A lot can go wrong with the experiment however, and the team is prepared. The seedlings could sprout en-route to space, which renders the entire experiment useless. The only thing Stibbe must do is press a button to activate the sensors. The team on Earth meanwhile will remotely control the plants, and monitor how they respond to different amounts of moisture, nutrients, and fluctuating temperatures over the 10-day period. “I’m crossing my fingers, because you never know what can happen in space - if the temperature in the cargo cell goes up then the seeds will start growing immediately. Each experiment on the ISS has a slot that ties it to the electricity in the space station, if there’s an electrical malfunction up there, it could spell trouble,” Shimoni added. Technicalities at the launching site can abound as well. “Hundreds of thousands of small details can go wrong. We hope to simply complete the mission. We hope the plants seed properly, and will use the data we retrieve to devise new methods of growing food on Earth in sustainable ways.”
The experiment, which houses a miniature greenhouse that can be controlled remotely. Photo: PR The experiment, which houses a miniature greenhouse that can be controlled remotely. Photo: PR


Weintraub elaborated that the experiment is far more complex than it appears: “We’ll be using special LED-lights to see how much plant growth can be controlled, and remotely observe and attempt to control root growth through videos and still images. The goal is to maximize productivity and allow efficient resource management for future space colonies on the Moon and Mars. We believe that using such synthetic biology methods could be essential to growing crops on the space station, the Moon, or even on other planets.”


Taking flight


Meanwhile, company employees at the U.S.-based Sabra facilities looked out their windows and saw the launch grace the skies of Virginia over Saturday. “That feeling that something is out there; you can’t exactly describe those emotions,” Shimoni said.

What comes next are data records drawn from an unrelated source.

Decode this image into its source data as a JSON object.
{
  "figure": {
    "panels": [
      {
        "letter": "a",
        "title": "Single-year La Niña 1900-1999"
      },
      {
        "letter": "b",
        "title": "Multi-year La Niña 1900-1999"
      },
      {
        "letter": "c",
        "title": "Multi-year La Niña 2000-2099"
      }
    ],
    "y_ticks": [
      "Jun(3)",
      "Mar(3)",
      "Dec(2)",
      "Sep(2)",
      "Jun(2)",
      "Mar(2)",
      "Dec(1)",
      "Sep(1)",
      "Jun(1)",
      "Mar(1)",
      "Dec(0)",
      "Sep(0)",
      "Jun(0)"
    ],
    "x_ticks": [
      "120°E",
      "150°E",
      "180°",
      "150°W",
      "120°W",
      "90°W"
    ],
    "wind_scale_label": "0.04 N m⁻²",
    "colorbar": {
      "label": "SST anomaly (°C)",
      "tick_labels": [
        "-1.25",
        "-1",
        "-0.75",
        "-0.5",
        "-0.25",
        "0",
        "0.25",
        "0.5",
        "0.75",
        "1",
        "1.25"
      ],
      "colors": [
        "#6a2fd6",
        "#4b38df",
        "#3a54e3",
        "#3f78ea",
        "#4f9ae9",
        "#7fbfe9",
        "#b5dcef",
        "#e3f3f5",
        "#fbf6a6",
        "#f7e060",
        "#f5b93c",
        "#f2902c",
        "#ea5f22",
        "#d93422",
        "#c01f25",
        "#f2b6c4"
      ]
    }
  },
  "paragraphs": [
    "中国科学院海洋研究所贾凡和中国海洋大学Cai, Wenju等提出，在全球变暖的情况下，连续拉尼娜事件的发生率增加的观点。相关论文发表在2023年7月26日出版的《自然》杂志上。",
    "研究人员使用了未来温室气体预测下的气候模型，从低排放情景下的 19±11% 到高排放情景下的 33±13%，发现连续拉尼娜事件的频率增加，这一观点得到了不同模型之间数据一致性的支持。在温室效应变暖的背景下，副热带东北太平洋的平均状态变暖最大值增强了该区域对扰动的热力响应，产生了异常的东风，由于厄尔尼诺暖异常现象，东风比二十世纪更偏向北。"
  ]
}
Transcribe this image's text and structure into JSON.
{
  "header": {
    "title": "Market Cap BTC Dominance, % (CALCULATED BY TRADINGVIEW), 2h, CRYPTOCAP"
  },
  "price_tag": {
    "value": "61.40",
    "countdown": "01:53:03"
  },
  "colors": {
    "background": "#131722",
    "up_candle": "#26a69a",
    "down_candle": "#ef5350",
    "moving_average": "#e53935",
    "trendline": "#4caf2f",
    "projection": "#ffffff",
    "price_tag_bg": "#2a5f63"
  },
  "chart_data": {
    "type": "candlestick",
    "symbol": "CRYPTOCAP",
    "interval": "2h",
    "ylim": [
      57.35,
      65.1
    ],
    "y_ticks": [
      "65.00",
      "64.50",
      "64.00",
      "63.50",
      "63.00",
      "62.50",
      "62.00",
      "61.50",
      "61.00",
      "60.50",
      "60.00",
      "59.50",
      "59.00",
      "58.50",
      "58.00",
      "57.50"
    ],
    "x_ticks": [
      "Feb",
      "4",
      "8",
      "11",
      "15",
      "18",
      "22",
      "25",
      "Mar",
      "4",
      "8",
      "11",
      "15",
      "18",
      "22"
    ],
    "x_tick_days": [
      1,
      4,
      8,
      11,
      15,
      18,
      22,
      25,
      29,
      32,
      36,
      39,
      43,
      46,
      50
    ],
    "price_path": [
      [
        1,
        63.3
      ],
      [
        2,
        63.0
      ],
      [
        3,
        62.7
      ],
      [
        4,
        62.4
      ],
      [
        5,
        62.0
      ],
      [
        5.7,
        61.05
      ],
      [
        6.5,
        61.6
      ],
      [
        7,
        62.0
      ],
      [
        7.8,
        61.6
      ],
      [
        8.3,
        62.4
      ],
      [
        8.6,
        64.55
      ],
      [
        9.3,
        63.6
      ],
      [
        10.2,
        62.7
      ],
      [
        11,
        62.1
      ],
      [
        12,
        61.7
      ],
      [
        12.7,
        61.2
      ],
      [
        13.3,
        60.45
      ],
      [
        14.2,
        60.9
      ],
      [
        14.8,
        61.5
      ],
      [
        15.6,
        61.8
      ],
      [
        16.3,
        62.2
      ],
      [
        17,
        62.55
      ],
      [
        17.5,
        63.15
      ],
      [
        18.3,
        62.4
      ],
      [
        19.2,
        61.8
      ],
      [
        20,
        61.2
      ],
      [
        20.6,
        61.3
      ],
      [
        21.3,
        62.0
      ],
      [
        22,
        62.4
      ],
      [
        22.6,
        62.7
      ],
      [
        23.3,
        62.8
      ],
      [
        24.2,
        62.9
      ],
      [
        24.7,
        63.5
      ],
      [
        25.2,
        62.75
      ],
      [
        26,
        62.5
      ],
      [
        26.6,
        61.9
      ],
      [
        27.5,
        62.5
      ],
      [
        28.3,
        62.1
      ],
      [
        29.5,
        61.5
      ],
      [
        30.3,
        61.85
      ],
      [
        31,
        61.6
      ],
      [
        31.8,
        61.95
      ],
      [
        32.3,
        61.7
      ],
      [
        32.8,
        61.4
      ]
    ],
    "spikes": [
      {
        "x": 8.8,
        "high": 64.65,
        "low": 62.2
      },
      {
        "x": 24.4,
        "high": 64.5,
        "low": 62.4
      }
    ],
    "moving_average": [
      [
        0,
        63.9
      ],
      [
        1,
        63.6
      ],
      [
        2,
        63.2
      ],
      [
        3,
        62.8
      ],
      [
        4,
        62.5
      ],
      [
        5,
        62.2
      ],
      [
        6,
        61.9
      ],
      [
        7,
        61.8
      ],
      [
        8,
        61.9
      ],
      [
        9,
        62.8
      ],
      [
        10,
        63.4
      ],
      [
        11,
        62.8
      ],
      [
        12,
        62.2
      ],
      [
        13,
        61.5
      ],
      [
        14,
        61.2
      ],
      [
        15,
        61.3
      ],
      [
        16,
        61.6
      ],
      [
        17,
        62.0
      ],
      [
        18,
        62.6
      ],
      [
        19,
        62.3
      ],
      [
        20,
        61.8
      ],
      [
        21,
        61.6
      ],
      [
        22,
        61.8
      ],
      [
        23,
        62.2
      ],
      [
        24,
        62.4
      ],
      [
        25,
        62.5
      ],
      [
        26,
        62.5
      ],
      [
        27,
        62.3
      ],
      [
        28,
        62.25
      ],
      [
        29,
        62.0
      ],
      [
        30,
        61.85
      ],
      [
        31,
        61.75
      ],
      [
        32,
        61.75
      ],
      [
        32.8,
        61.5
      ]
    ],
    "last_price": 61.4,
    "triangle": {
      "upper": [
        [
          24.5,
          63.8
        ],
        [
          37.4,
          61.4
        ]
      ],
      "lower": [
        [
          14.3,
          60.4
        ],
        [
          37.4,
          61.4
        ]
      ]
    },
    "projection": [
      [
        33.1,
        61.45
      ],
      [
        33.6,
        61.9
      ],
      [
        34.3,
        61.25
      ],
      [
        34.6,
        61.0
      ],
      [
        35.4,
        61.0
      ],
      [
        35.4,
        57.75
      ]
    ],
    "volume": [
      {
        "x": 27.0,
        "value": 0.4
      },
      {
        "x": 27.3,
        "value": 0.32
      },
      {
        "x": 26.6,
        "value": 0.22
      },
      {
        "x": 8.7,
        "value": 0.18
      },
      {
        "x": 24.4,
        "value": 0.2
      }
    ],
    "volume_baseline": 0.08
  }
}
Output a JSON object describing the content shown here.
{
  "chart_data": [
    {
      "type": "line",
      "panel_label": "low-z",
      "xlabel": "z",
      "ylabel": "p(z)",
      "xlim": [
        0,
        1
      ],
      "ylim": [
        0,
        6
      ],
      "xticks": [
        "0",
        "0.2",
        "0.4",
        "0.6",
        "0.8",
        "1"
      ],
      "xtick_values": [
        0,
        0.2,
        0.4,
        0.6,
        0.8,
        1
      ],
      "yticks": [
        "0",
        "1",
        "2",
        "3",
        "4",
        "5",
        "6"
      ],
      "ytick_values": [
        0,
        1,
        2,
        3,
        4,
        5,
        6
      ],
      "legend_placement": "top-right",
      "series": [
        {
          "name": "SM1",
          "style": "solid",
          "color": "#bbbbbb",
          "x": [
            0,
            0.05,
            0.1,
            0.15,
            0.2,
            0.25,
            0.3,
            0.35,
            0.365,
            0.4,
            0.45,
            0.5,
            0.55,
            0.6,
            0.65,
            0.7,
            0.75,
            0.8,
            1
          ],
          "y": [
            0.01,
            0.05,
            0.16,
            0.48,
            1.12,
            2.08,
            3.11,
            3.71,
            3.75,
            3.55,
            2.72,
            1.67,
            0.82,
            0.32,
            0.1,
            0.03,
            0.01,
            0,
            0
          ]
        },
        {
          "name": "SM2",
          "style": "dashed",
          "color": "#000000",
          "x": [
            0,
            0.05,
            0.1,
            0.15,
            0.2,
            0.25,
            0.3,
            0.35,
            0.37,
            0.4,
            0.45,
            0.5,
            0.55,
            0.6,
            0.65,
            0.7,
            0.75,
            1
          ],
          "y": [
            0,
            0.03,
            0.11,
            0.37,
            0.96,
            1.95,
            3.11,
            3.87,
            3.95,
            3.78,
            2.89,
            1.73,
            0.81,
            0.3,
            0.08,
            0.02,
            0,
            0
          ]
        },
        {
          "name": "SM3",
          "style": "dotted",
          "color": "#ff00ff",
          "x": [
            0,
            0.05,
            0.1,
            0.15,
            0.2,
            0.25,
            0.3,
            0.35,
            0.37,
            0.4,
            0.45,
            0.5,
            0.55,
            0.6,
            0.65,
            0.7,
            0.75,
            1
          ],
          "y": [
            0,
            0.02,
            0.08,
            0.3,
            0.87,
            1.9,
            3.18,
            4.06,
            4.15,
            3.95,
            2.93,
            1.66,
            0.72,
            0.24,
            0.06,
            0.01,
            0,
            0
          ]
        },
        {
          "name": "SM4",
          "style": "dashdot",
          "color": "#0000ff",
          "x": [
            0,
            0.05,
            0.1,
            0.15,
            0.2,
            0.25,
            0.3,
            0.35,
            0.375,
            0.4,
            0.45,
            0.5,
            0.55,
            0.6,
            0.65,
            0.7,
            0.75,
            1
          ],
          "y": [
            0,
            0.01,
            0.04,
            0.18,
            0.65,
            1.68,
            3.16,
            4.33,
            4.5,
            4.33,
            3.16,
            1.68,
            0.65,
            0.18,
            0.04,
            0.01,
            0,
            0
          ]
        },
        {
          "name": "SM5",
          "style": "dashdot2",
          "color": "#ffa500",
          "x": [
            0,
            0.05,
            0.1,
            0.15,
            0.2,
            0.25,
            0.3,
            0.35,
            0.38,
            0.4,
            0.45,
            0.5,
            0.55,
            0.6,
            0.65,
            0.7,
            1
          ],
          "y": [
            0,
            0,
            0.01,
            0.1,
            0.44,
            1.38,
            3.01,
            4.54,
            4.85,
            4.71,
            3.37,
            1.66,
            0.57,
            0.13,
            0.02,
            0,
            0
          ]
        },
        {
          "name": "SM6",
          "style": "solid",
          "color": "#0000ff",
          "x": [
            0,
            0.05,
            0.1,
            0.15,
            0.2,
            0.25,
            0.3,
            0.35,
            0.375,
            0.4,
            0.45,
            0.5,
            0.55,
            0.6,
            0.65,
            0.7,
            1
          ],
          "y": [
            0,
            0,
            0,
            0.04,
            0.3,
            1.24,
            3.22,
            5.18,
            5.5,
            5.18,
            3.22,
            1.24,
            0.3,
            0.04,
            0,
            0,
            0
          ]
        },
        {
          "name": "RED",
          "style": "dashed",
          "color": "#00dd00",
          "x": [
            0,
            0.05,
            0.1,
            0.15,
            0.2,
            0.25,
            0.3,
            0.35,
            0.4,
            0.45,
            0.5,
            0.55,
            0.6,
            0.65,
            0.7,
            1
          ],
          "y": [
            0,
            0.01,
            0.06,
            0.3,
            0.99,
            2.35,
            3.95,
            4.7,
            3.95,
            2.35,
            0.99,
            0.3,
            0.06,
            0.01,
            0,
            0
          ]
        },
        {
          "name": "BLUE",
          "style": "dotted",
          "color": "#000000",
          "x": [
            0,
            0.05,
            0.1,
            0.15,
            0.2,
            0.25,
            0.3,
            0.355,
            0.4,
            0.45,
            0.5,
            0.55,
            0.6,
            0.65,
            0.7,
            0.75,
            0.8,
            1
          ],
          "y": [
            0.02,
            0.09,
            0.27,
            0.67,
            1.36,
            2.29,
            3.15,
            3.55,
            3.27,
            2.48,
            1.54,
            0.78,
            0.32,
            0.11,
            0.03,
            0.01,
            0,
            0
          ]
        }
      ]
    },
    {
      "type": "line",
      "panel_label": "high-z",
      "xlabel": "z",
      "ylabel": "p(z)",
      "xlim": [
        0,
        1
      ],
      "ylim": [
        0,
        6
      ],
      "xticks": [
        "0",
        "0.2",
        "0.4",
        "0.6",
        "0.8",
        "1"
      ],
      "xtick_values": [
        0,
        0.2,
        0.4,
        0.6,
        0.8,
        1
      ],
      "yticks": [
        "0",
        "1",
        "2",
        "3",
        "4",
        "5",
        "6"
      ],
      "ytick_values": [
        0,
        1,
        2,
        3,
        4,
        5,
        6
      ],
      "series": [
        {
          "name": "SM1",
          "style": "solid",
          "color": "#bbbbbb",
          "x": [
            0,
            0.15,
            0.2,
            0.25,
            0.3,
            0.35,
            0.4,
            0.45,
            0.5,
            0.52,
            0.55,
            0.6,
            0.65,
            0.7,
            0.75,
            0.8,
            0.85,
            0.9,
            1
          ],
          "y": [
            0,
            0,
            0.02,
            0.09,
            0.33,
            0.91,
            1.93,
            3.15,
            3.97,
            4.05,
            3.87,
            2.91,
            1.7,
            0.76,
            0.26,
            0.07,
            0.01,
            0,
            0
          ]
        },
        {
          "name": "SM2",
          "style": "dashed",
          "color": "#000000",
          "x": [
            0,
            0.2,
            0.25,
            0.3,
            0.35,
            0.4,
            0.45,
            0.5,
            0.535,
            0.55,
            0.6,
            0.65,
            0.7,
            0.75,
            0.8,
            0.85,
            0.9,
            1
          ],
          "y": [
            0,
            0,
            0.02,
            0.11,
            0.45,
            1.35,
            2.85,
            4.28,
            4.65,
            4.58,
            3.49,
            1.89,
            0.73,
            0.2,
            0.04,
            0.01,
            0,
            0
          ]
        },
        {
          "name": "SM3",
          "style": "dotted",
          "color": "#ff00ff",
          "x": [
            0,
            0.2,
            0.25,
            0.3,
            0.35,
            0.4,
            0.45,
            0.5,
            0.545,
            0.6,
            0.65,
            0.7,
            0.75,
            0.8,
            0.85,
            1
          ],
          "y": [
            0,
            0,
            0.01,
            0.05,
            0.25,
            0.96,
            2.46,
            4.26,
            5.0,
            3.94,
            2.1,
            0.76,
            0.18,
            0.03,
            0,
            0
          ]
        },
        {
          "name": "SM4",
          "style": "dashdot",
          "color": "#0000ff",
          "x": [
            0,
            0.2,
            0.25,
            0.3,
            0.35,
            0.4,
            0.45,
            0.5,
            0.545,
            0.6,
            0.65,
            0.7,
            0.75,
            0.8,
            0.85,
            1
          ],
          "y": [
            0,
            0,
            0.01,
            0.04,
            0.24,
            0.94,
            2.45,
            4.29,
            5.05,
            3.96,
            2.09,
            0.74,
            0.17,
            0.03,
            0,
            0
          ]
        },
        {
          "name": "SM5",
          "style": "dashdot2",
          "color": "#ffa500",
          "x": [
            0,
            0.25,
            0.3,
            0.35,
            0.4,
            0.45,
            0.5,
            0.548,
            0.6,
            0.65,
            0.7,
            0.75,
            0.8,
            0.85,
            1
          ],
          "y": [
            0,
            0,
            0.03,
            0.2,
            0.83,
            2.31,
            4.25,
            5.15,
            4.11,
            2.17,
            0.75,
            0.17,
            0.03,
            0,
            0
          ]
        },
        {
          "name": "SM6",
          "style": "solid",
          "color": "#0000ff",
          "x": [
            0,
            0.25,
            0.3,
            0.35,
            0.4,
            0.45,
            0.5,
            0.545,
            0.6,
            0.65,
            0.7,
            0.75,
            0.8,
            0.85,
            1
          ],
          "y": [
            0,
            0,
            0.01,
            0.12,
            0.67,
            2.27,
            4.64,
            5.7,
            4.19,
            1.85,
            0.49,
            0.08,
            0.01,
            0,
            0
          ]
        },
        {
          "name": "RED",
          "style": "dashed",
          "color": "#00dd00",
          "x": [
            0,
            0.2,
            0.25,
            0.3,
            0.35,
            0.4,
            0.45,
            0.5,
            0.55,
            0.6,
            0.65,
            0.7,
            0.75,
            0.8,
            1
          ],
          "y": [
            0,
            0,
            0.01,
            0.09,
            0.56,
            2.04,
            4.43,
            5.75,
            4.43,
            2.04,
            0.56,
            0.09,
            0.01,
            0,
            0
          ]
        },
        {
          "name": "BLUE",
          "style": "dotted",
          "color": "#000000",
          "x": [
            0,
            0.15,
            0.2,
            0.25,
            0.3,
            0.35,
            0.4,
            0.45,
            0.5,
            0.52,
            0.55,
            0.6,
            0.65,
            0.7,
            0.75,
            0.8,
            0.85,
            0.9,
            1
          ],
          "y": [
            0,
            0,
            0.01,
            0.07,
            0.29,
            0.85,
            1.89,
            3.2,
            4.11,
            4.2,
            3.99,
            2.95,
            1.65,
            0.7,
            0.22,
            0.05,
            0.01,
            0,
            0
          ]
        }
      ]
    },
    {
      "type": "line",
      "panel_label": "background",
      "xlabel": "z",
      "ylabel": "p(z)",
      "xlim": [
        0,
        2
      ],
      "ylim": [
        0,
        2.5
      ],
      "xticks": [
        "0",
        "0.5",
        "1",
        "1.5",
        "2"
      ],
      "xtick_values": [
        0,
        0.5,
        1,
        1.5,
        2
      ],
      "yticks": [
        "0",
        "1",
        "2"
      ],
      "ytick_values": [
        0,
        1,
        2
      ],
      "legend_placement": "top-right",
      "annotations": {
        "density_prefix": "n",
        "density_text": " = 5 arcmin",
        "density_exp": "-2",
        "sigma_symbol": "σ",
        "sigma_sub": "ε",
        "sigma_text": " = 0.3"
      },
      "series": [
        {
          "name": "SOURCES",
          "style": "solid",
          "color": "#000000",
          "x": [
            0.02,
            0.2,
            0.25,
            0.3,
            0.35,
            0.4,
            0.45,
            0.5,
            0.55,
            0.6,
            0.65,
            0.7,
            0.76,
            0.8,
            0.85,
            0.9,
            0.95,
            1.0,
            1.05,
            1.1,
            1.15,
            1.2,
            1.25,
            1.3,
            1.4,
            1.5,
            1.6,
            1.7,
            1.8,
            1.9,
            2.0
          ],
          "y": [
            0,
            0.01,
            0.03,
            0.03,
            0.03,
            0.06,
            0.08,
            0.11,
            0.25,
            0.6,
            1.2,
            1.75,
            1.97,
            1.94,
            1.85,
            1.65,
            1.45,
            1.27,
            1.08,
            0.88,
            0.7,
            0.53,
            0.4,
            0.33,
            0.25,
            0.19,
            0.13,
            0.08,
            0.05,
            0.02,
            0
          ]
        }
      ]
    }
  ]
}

But improving farming methods isn’t the only solution to food security. “When you look at our planet and our limitations, it’s pretty obvious that humanity will either need to find other places to live or bring in resources from,” Shimoni added. If the mission succeeds, it will contribute to NASA’s mission of building the first manned lunar base. “It’s a once in a lifetime opportunity that may have something to do with the future of mankind,” he added. “This message really resonates with Strauss: nurturing a better tomorrow.”




Lastly, when asked whether this mission’s excitement is the same as that of the Beresheet mission, Winetraub’s message was affirmative. As a veteran of the industry, he added: “It’s really exciting to see a project that you worked on for so many years take flight.”